Ethan Grayson
- Born: Ethan Grayson 15 April 2002 (age 24) Northampton, England
- Height: 1.90 m (6 ft 3 in)
- Weight: 100 kg (16 st; 220 lb)
- School: Northampton School for Boys
- Notable relative(s): Paul Grayson (Father) James Grayson (Brother)

Rugby union career
- Position: Centre/Fullback/Fly-half

Amateur team(s)
- Years: Team / Apps / (Points)
- Old Northamptonians

Senior career
- Years: Team / Apps / (Points)
- 2021–2023: Northampton Saints / 5 / (0)
- 2021–2023: → Bedford Blues (loan) / 15 / (15)
- 2023–2024: Bedford Blues / 6 / (5)
- 2024–2025: San Diego Legion / 24 / (40)
- 2025–: Newcastle Red Bulls / 19 / (45)
- Correct as of 13 February 2026

International career
- Years: Team / Apps / (Points)
- 2019–2020: England U18s
- 2021–2022: England U20s / 9 / (5)
- Correct as of 13 February 2026

= Ethan Grayson =

English rugby union player

Ethan Grayson (born 15 April 2004) is an English rugby union player who plays for Newcastle Red Bulls in the Premiership Rugby.

==Career==
Grayson was part of Saints' Academy set-up for all of his junior career, Grayson featured at both fly half and centre during his development. His physicality settled him into the midfield where he was impressive for both Northampton School for Boys and Old Northamptonians RFC in recent years.

He featured for Saints' Under-18s through the 2019-20 season, Grayson donned the Black, Green and Gold for the 2019 Premiership Rugby 7s before signing his first contract with Northampton ahead of the 2020-21 campaign. Grayson also shone for Bedford Blues in the RFU Championship on a dual-registered basis.

Grayson was capped by England U18s in a three-test tour against South Africa during the summer of 2019. He was selected again for the England U20s for the 2022 Six Nations Under 20s Championship. The 2022 England U20s Junior World Championship was still cancelled due to the ongoing pandemic

Originally set for a move to London Irish, but it felt through due to the club entering financial administration. Grayson signed a short-term contract to re-join Bedford Blues at the start of the 2023-24 season. On 30 November 2023, Grayson would travel to the USA to join San Diego Legion for the 2024 Major League Rugby season

On 17 September 2024, Grayson signed a short-term contract with Newcastle Falcons mostly for the first-half of the 2024-25 English Premiership season. He will resume his contract with San Diego Legion for the 2025 Major League Rugby season. On 25 February 2025, Grayson would return to England to rejoin re-branded Newcastle Red Bulls on a permanent deal for the 2025-26 season in the Premiership.
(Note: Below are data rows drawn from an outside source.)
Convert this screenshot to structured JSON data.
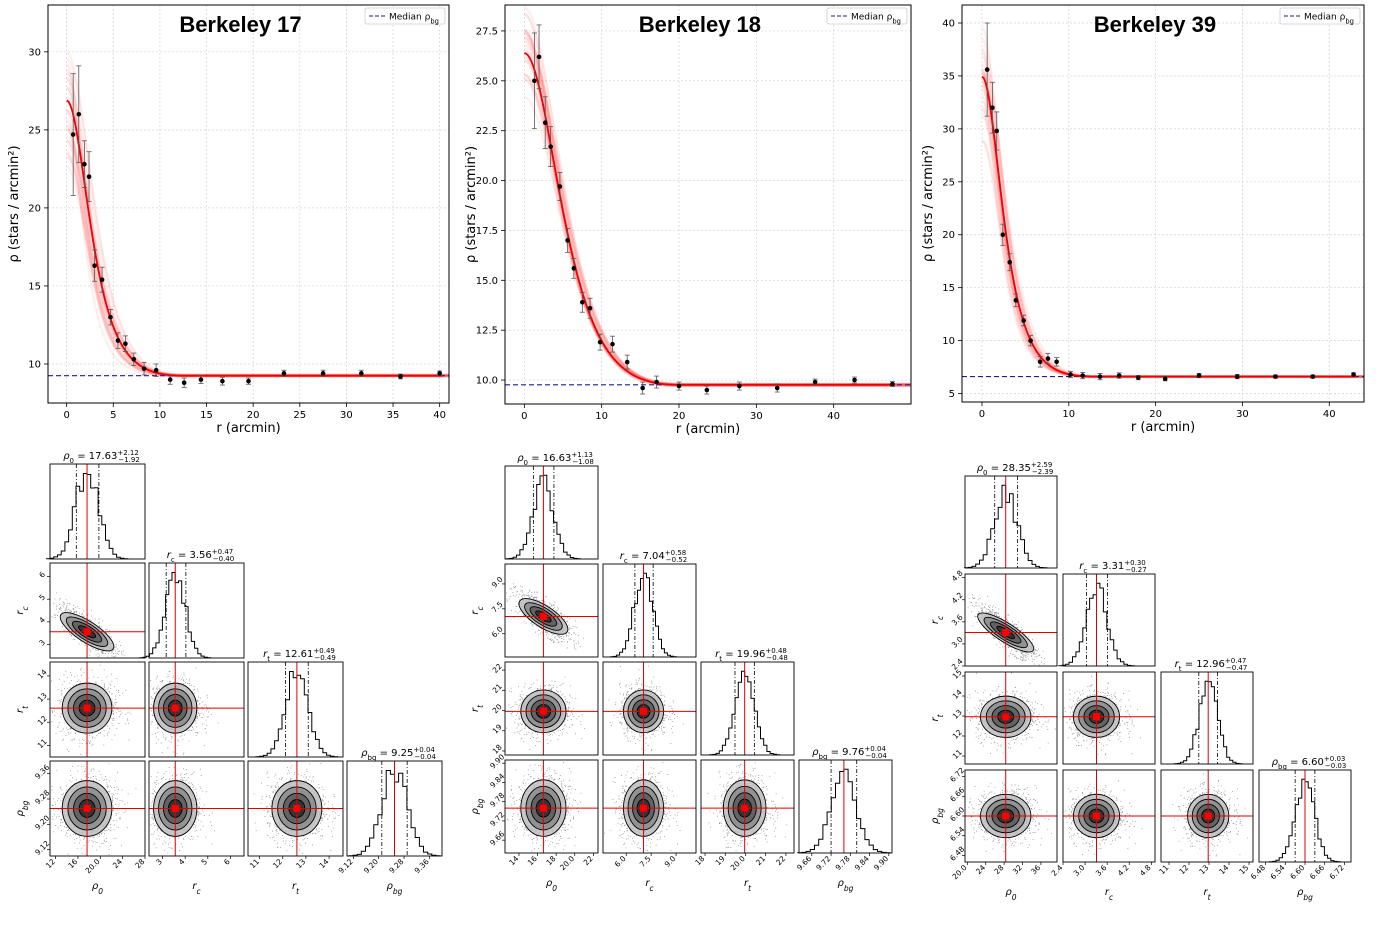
{
  "panels": [
    {
      "cluster": "Berkeley 17",
      "legend_label": "Median ρ_bg",
      "profile": {
        "xlabel": "r (arcmin)",
        "ylabel": "ρ (stars / arcmin²)",
        "xlim": [
          -2,
          41
        ],
        "ylim": [
          7.5,
          33
        ],
        "xticks": [
          0,
          5,
          10,
          15,
          20,
          25,
          30,
          35,
          40
        ],
        "yticks": [
          10,
          15,
          20,
          25,
          30
        ],
        "model": {
          "rho0": 17.63,
          "rc": 3.56,
          "rt": 12.61,
          "rho_bg": 9.25
        },
        "points": [
          {
            "x": 0.7,
            "y": 24.7,
            "err": 3.9
          },
          {
            "x": 1.3,
            "y": 26.0,
            "err": 3.1
          },
          {
            "x": 1.9,
            "y": 22.8,
            "err": 1.5
          },
          {
            "x": 2.4,
            "y": 22.0,
            "err": 1.6
          },
          {
            "x": 3.0,
            "y": 16.3,
            "err": 1.0
          },
          {
            "x": 3.8,
            "y": 15.4,
            "err": 0.8
          },
          {
            "x": 4.7,
            "y": 13.0,
            "err": 0.5
          },
          {
            "x": 5.5,
            "y": 11.5,
            "err": 0.5
          },
          {
            "x": 6.3,
            "y": 11.3,
            "err": 0.5
          },
          {
            "x": 7.2,
            "y": 10.3,
            "err": 0.4
          },
          {
            "x": 8.3,
            "y": 9.7,
            "err": 0.4
          },
          {
            "x": 9.6,
            "y": 9.6,
            "err": 0.4
          },
          {
            "x": 11.1,
            "y": 9.0,
            "err": 0.3
          },
          {
            "x": 12.6,
            "y": 8.8,
            "err": 0.3
          },
          {
            "x": 14.4,
            "y": 9.0,
            "err": 0.25
          },
          {
            "x": 16.7,
            "y": 8.9,
            "err": 0.25
          },
          {
            "x": 19.5,
            "y": 8.9,
            "err": 0.2
          },
          {
            "x": 23.3,
            "y": 9.4,
            "err": 0.2
          },
          {
            "x": 27.5,
            "y": 9.4,
            "err": 0.2
          },
          {
            "x": 31.6,
            "y": 9.4,
            "err": 0.2
          },
          {
            "x": 35.8,
            "y": 9.2,
            "err": 0.15
          },
          {
            "x": 40.0,
            "y": 9.4,
            "err": 0.15
          }
        ]
      },
      "params": [
        {
          "label": "ρ₀",
          "title": "ρ₀ = 17.63",
          "med": 17.63,
          "plus": 2.12,
          "minus": 1.92,
          "sup": "+2.12",
          "sub": "−1.92",
          "lim": [
            11,
            28
          ],
          "ticks": [
            12,
            16,
            20,
            24,
            28
          ]
        },
        {
          "label": "r_c",
          "title": "r_c = 3.56",
          "med": 3.56,
          "plus": 0.47,
          "minus": 0.4,
          "sup": "+0.47",
          "sub": "−0.40",
          "lim": [
            2.4,
            6.6
          ],
          "ticks": [
            3,
            4,
            5,
            6
          ]
        },
        {
          "label": "r_t",
          "title": "r_t = 12.61",
          "med": 12.61,
          "plus": 0.49,
          "minus": 0.49,
          "sup": "+0.49",
          "sub": "−0.49",
          "lim": [
            10.5,
            14.6
          ],
          "ticks": [
            11,
            12,
            13,
            14
          ]
        },
        {
          "label": "ρ_bg",
          "title": "ρ_bg = 9.25",
          "med": 9.25,
          "plus": 0.04,
          "minus": 0.04,
          "sup": "+0.04",
          "sub": "−0.04",
          "lim": [
            9.1,
            9.4
          ],
          "ticks": [
            9.12,
            9.2,
            9.28,
            9.36
          ]
        }
      ],
      "corr01": -0.8
    },
    {
      "cluster": "Berkeley 18",
      "legend_label": "Median ρ_bg",
      "profile": {
        "xlabel": "r (arcmin)",
        "ylabel": "ρ (stars / arcmin²)",
        "xlim": [
          -2.5,
          50
        ],
        "ylim": [
          8.8,
          28.8
        ],
        "xticks": [
          0,
          10,
          20,
          30,
          40
        ],
        "yticks": [
          10.0,
          12.5,
          15.0,
          17.5,
          20.0,
          22.5,
          25.0,
          27.5
        ],
        "model": {
          "rho0": 16.63,
          "rc": 7.04,
          "rt": 19.96,
          "rho_bg": 9.76
        },
        "points": [
          {
            "x": 1.3,
            "y": 25.0,
            "err": 2.4
          },
          {
            "x": 1.9,
            "y": 26.2,
            "err": 1.6
          },
          {
            "x": 2.7,
            "y": 22.9,
            "err": 1.3
          },
          {
            "x": 3.4,
            "y": 21.7,
            "err": 1.0
          },
          {
            "x": 4.6,
            "y": 19.7,
            "err": 0.7
          },
          {
            "x": 5.6,
            "y": 17.0,
            "err": 0.6
          },
          {
            "x": 6.4,
            "y": 15.6,
            "err": 0.5
          },
          {
            "x": 7.5,
            "y": 13.9,
            "err": 0.5
          },
          {
            "x": 8.5,
            "y": 13.6,
            "err": 0.5
          },
          {
            "x": 9.8,
            "y": 11.9,
            "err": 0.4
          },
          {
            "x": 11.4,
            "y": 11.8,
            "err": 0.4
          },
          {
            "x": 13.3,
            "y": 10.9,
            "err": 0.35
          },
          {
            "x": 15.3,
            "y": 9.6,
            "err": 0.3
          },
          {
            "x": 17.1,
            "y": 9.9,
            "err": 0.3
          },
          {
            "x": 20.0,
            "y": 9.7,
            "err": 0.2
          },
          {
            "x": 23.6,
            "y": 9.5,
            "err": 0.2
          },
          {
            "x": 27.8,
            "y": 9.7,
            "err": 0.2
          },
          {
            "x": 32.7,
            "y": 9.6,
            "err": 0.2
          },
          {
            "x": 37.6,
            "y": 9.9,
            "err": 0.15
          },
          {
            "x": 42.7,
            "y": 10.0,
            "err": 0.15
          },
          {
            "x": 47.6,
            "y": 9.8,
            "err": 0.12
          }
        ]
      },
      "params": [
        {
          "label": "ρ₀",
          "title": "ρ₀ = 16.63",
          "med": 16.63,
          "plus": 1.13,
          "minus": 1.08,
          "sup": "+1.13",
          "sub": "−1.08",
          "lim": [
            12.5,
            22.5
          ],
          "ticks": [
            14,
            16,
            18,
            20,
            22
          ]
        },
        {
          "label": "r_c",
          "title": "r_c = 7.04",
          "med": 7.04,
          "plus": 0.58,
          "minus": 0.52,
          "sup": "+0.58",
          "sub": "−0.52",
          "lim": [
            4.6,
            10.2
          ],
          "ticks": [
            6.0,
            7.5,
            9.0
          ]
        },
        {
          "label": "r_t",
          "title": "r_t = 19.96",
          "med": 19.96,
          "plus": 0.48,
          "minus": 0.48,
          "sup": "+0.48",
          "sub": "−0.48",
          "lim": [
            17.8,
            22.4
          ],
          "ticks": [
            18,
            19,
            20,
            21,
            22
          ]
        },
        {
          "label": "ρ_bg",
          "title": "ρ_bg = 9.76",
          "med": 9.76,
          "plus": 0.04,
          "minus": 0.04,
          "sup": "+0.04",
          "sub": "−0.04",
          "lim": [
            9.62,
            9.91
          ],
          "ticks": [
            9.66,
            9.72,
            9.78,
            9.84,
            9.9
          ]
        }
      ],
      "corr01": -0.75
    },
    {
      "cluster": "Berkeley 39",
      "legend_label": "Median ρ_bg",
      "profile": {
        "xlabel": "r (arcmin)",
        "ylabel": "ρ (stars / arcmin²)",
        "xlim": [
          -2.3,
          44
        ],
        "ylim": [
          4.2,
          41.7
        ],
        "xticks": [
          0,
          10,
          20,
          30,
          40
        ],
        "yticks": [
          5,
          10,
          15,
          20,
          25,
          30,
          35,
          40
        ],
        "model": {
          "rho0": 28.35,
          "rc": 3.31,
          "rt": 12.96,
          "rho_bg": 6.6
        },
        "points": [
          {
            "x": 0.6,
            "y": 35.6,
            "err": 4.4
          },
          {
            "x": 1.2,
            "y": 32.0,
            "err": 2.4
          },
          {
            "x": 1.7,
            "y": 29.8,
            "err": 1.8
          },
          {
            "x": 2.4,
            "y": 20.0,
            "err": 1.0
          },
          {
            "x": 3.2,
            "y": 17.4,
            "err": 0.8
          },
          {
            "x": 3.9,
            "y": 13.8,
            "err": 0.6
          },
          {
            "x": 4.8,
            "y": 11.9,
            "err": 0.5
          },
          {
            "x": 5.6,
            "y": 10.0,
            "err": 0.5
          },
          {
            "x": 6.7,
            "y": 8.0,
            "err": 0.5
          },
          {
            "x": 7.6,
            "y": 8.3,
            "err": 0.5
          },
          {
            "x": 8.6,
            "y": 8.0,
            "err": 0.4
          },
          {
            "x": 10.2,
            "y": 6.8,
            "err": 0.3
          },
          {
            "x": 11.6,
            "y": 6.7,
            "err": 0.3
          },
          {
            "x": 13.6,
            "y": 6.6,
            "err": 0.3
          },
          {
            "x": 15.8,
            "y": 6.7,
            "err": 0.25
          },
          {
            "x": 18.0,
            "y": 6.5,
            "err": 0.2
          },
          {
            "x": 21.1,
            "y": 6.4,
            "err": 0.2
          },
          {
            "x": 25.0,
            "y": 6.7,
            "err": 0.2
          },
          {
            "x": 29.4,
            "y": 6.6,
            "err": 0.2
          },
          {
            "x": 33.8,
            "y": 6.6,
            "err": 0.15
          },
          {
            "x": 38.1,
            "y": 6.6,
            "err": 0.15
          },
          {
            "x": 42.8,
            "y": 6.8,
            "err": 0.15
          }
        ]
      },
      "params": [
        {
          "label": "ρ₀",
          "title": "ρ₀ = 28.35",
          "med": 28.35,
          "plus": 2.59,
          "minus": 2.39,
          "sup": "+2.59",
          "sub": "−2.39",
          "lim": [
            19.5,
            39.5
          ],
          "ticks": [
            20,
            24,
            28,
            32,
            36
          ]
        },
        {
          "label": "r_c",
          "title": "r_c = 3.31",
          "med": 3.31,
          "plus": 0.3,
          "minus": 0.27,
          "sup": "+0.30",
          "sub": "−0.27",
          "lim": [
            2.4,
            4.9
          ],
          "ticks": [
            2.4,
            3.0,
            3.6,
            4.2,
            4.8
          ]
        },
        {
          "label": "r_t",
          "title": "r_t = 12.96",
          "med": 12.96,
          "plus": 0.47,
          "minus": 0.47,
          "sup": "+0.47",
          "sub": "−0.47",
          "lim": [
            10.6,
            15.2
          ],
          "ticks": [
            11,
            12,
            13,
            14,
            15
          ]
        },
        {
          "label": "ρ_bg",
          "title": "ρ_bg = 6.60",
          "med": 6.6,
          "plus": 0.03,
          "minus": 0.03,
          "sup": "+0.03",
          "sub": "−0.03",
          "lim": [
            6.46,
            6.74
          ],
          "ticks": [
            6.48,
            6.54,
            6.6,
            6.66,
            6.72
          ]
        }
      ],
      "corr01": -0.85
    }
  ],
  "chart_data": [
    {
      "type": "scatter",
      "title": "Berkeley 17",
      "xlabel": "r (arcmin)",
      "ylabel": "ρ (stars / arcmin²)",
      "xlim": [
        -2,
        41
      ],
      "ylim": [
        7.5,
        33
      ],
      "grid": true,
      "legend": "top-right",
      "series": [
        {
          "name": "Median ρ_bg",
          "y_constant": 9.25
        }
      ]
    },
    {
      "type": "scatter",
      "title": "Berkeley 18",
      "xlabel": "r (arcmin)",
      "ylabel": "ρ (stars / arcmin²)",
      "xlim": [
        -2.5,
        50
      ],
      "ylim": [
        8.8,
        28.8
      ],
      "grid": true,
      "legend": "top-right",
      "series": [
        {
          "name": "Median ρ_bg",
          "y_constant": 9.76
        }
      ]
    },
    {
      "type": "scatter",
      "title": "Berkeley 39",
      "xlabel": "r (arcmin)",
      "ylabel": "ρ (stars / arcmin²)",
      "xlim": [
        -2.3,
        44
      ],
      "ylim": [
        4.2,
        41.7
      ],
      "grid": true,
      "legend": "top-right",
      "series": [
        {
          "name": "Median ρ_bg",
          "y_constant": 6.6
        }
      ]
    }
  ]
}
On 1 January 2026, Grayson signed a two-year contract extension to stay with Newcastle until the end of the 2027-28 season.

==Personal life==
His father Paul Grayson played his entire career at Northampton Saints, later became an assistant coach. He was also part of the England squad that won the 2003 Rugby World Cup. His older brother James Grayson plays professional rugby in Japan. His younger brother Joel Grayson also plays for Newcastle.